Plenary test for callback function

Hi,

I am writing a new plugin and attempting to write some unit tests for it.

One of my functions uses vim.ui.select, which takes a list of selection options and a callback as parameters. The selection is used as an argument for the callback function. Here is the example from the help docs:

vim.ui.select({ 'tabs', 'spaces' }, {
           prompt = 'Select tabs or spaces:',
           format_item = function(item)
               return "I'd like to choose " .. item
           end,
       }, function(choice)
           if choice == 'spaces' then
               vim.o.expandtab = true
           else
               vim.o.expandtab = false
           end
       end)

My question is, how would I test this? I’ve tried using mocks and spies with the luassert/plenary to no avail. To make matters worse, I’m 3 functions deep in callback hell. I’d prefer to use vim.ui.select because of the nice telescope integration, but if I can’t test it properly I’ll be stubborn enough to fallback to something synchronous instead.

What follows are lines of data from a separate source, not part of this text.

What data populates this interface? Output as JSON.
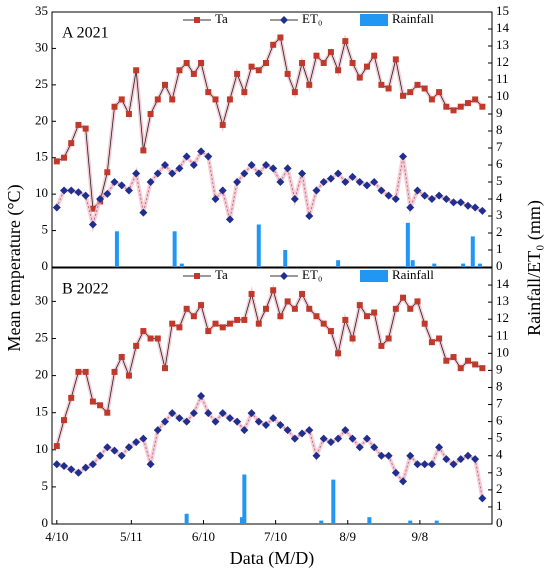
{
  "ylabel": "Mean temperature (°C)",
  "y2label": "Rainfall/ET₀ (mm)",
  "xlabel": "Data (M/D)",
  "chart_data": [
    {
      "type": "line",
      "title": "A 2021",
      "x": [
        0,
        3,
        6,
        9,
        12,
        15,
        18,
        21,
        24,
        27,
        30,
        33,
        36,
        39,
        42,
        45,
        48,
        51,
        54,
        57,
        60,
        63,
        66,
        69,
        72,
        75,
        78,
        81,
        84,
        87,
        90,
        93,
        96,
        99,
        102,
        105,
        108,
        111,
        114,
        117,
        120,
        123,
        126,
        129,
        132,
        135,
        138,
        141,
        144,
        147,
        150,
        153,
        156,
        159,
        162,
        165,
        168,
        171,
        174,
        177
      ],
      "xlim": [
        -2,
        181
      ],
      "ylim": [
        0,
        35
      ],
      "yticks": [
        0,
        5,
        10,
        15,
        20,
        25,
        30,
        35
      ],
      "y2lim": [
        0,
        15
      ],
      "y2ticks": [
        0,
        1,
        2,
        3,
        4,
        5,
        6,
        7,
        8,
        9,
        10,
        11,
        12,
        13,
        14,
        15
      ],
      "series": [
        {
          "name": "Ta",
          "color": "#c0392b",
          "values": [
            14.5,
            15,
            17,
            19.5,
            19,
            8,
            9,
            13,
            22,
            23,
            21,
            27,
            16,
            21,
            23,
            25,
            23,
            27,
            28,
            26.5,
            28,
            24,
            23,
            19.5,
            23,
            26.5,
            24,
            27.5,
            27,
            28,
            30.5,
            31.5,
            26.5,
            24,
            28,
            25,
            29,
            28,
            29.5,
            27,
            31,
            28,
            26,
            27.5,
            29,
            25,
            24.5,
            28.5,
            23.5,
            24,
            25,
            24.5,
            23,
            24,
            22,
            21.5,
            22,
            22.5,
            23,
            22
          ]
        },
        {
          "name": "ET₀",
          "color": "#1f2f8f",
          "axis": "y2",
          "values": [
            3.5,
            4.5,
            4.5,
            4.4,
            4.2,
            2.5,
            4,
            4.3,
            5,
            4.8,
            4.5,
            5.5,
            3.2,
            5,
            5.5,
            6,
            5.5,
            5.8,
            6.5,
            6,
            6.8,
            6.5,
            4,
            4.5,
            2.8,
            5,
            5.5,
            6,
            5.5,
            6,
            5.8,
            5,
            5.8,
            4,
            5.5,
            3,
            4.5,
            5,
            5.2,
            5.5,
            5,
            5.3,
            5,
            4.8,
            5,
            4.5,
            4.2,
            4,
            6.5,
            3.5,
            4.5,
            4.2,
            4,
            4.2,
            4,
            3.8,
            3.8,
            3.6,
            3.5,
            3.3
          ]
        },
        {
          "name": "Rainfall",
          "type": "bar",
          "color": "#2196f3",
          "axis": "y2",
          "x": [
            25,
            49,
            52,
            84,
            95,
            117,
            146,
            148,
            157,
            169,
            173,
            176
          ],
          "values": [
            2.1,
            2.1,
            0.2,
            2.5,
            1,
            0.4,
            2.6,
            0.4,
            0.2,
            0.2,
            1.8,
            0.2
          ]
        }
      ]
    },
    {
      "type": "line",
      "title": "B 2022",
      "x": [
        0,
        3,
        6,
        9,
        12,
        15,
        18,
        21,
        24,
        27,
        30,
        33,
        36,
        39,
        42,
        45,
        48,
        51,
        54,
        57,
        60,
        63,
        66,
        69,
        72,
        75,
        78,
        81,
        84,
        87,
        90,
        93,
        96,
        99,
        102,
        105,
        108,
        111,
        114,
        117,
        120,
        123,
        126,
        129,
        132,
        135,
        138,
        141,
        144,
        147,
        150,
        153,
        156,
        159,
        162,
        165,
        168,
        171,
        174,
        177
      ],
      "xlim": [
        -2,
        181
      ],
      "xticks": [
        {
          "value": 0,
          "label": "4/10"
        },
        {
          "value": 31,
          "label": "5/11"
        },
        {
          "value": 61,
          "label": "6/10"
        },
        {
          "value": 91,
          "label": "7/10"
        },
        {
          "value": 121,
          "label": "8/9"
        },
        {
          "value": 151,
          "label": "9/8"
        }
      ],
      "ylim": [
        0,
        34.5
      ],
      "yticks": [
        0,
        5,
        10,
        15,
        20,
        25,
        30
      ],
      "y2lim": [
        0,
        15
      ],
      "y2ticks": [
        0,
        1,
        2,
        3,
        4,
        5,
        6,
        7,
        8,
        9,
        10,
        11,
        12,
        13,
        14
      ],
      "series": [
        {
          "name": "Ta",
          "color": "#c0392b",
          "values": [
            10.5,
            14,
            17,
            20.5,
            20.5,
            16.5,
            16,
            15,
            20.5,
            22.5,
            20,
            24,
            26,
            25,
            25,
            21,
            27,
            26.5,
            29,
            28,
            29.5,
            26,
            27,
            26.5,
            27,
            27.5,
            27.5,
            31,
            27,
            29,
            31.5,
            28,
            30,
            29,
            31,
            29,
            28,
            27,
            26,
            23,
            27.5,
            25,
            29.5,
            28,
            28.5,
            24,
            25,
            29,
            30.5,
            29,
            30,
            27,
            24.5,
            25,
            22,
            22.5,
            21,
            22,
            21.5,
            21
          ]
        },
        {
          "name": "ET₀",
          "color": "#1f2f8f",
          "axis": "y2",
          "values": [
            3.5,
            3.4,
            3.2,
            3,
            3.3,
            3.5,
            4,
            4.5,
            4.3,
            4,
            4.5,
            4.8,
            5,
            3.5,
            5.5,
            6,
            6.5,
            6.2,
            6,
            6.5,
            7.5,
            6.5,
            6,
            6.5,
            6.2,
            6,
            5.5,
            6.5,
            6,
            5.8,
            6.2,
            5.8,
            5.5,
            5,
            5.3,
            5.5,
            4,
            5,
            4.8,
            5,
            5.5,
            5,
            4.5,
            5,
            4.5,
            4,
            4,
            3,
            2.5,
            4,
            3.5,
            3.5,
            3.5,
            4.5,
            3.8,
            3.5,
            3.8,
            4,
            3.8,
            1.5
          ]
        },
        {
          "name": "Rainfall",
          "type": "bar",
          "color": "#2196f3",
          "axis": "y2",
          "x": [
            54,
            77,
            78,
            110,
            115,
            130,
            147,
            158
          ],
          "values": [
            0.6,
            0.4,
            2.9,
            0.2,
            2.6,
            0.4,
            0.2,
            0.2
          ]
        }
      ]
    }
  ]
}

Specifically what I’m after is this:

  • Ability to mock a selection, e.g. the first call selects response_a and the second (nested) call selects response_b
  • Ability to assert a function call that happens in the final callback

Any advice would be much appreciated; I’ve tried everything I can think of. I’m struggling with lack of documentation and difficulty finding examples.

Thanks!

Could this work?:

local select=vim.ui.select
function vim.ui.select(items, opts, on_choice)
    if opts.choice then
        --NOTE: opts.choice is the index of the item not the item itself
        vim.schedule(function() on_choice(items[opts.choice],opts.choice) end)
    else
        select(items,opts,on_choice)
    end
end
local stat,ret=pcall(test)
vim.ui.select=select
if not stat then error(ret) end

Could you define the callback separately and only test that? That would probably make the selection trivial and you don’t need to test that.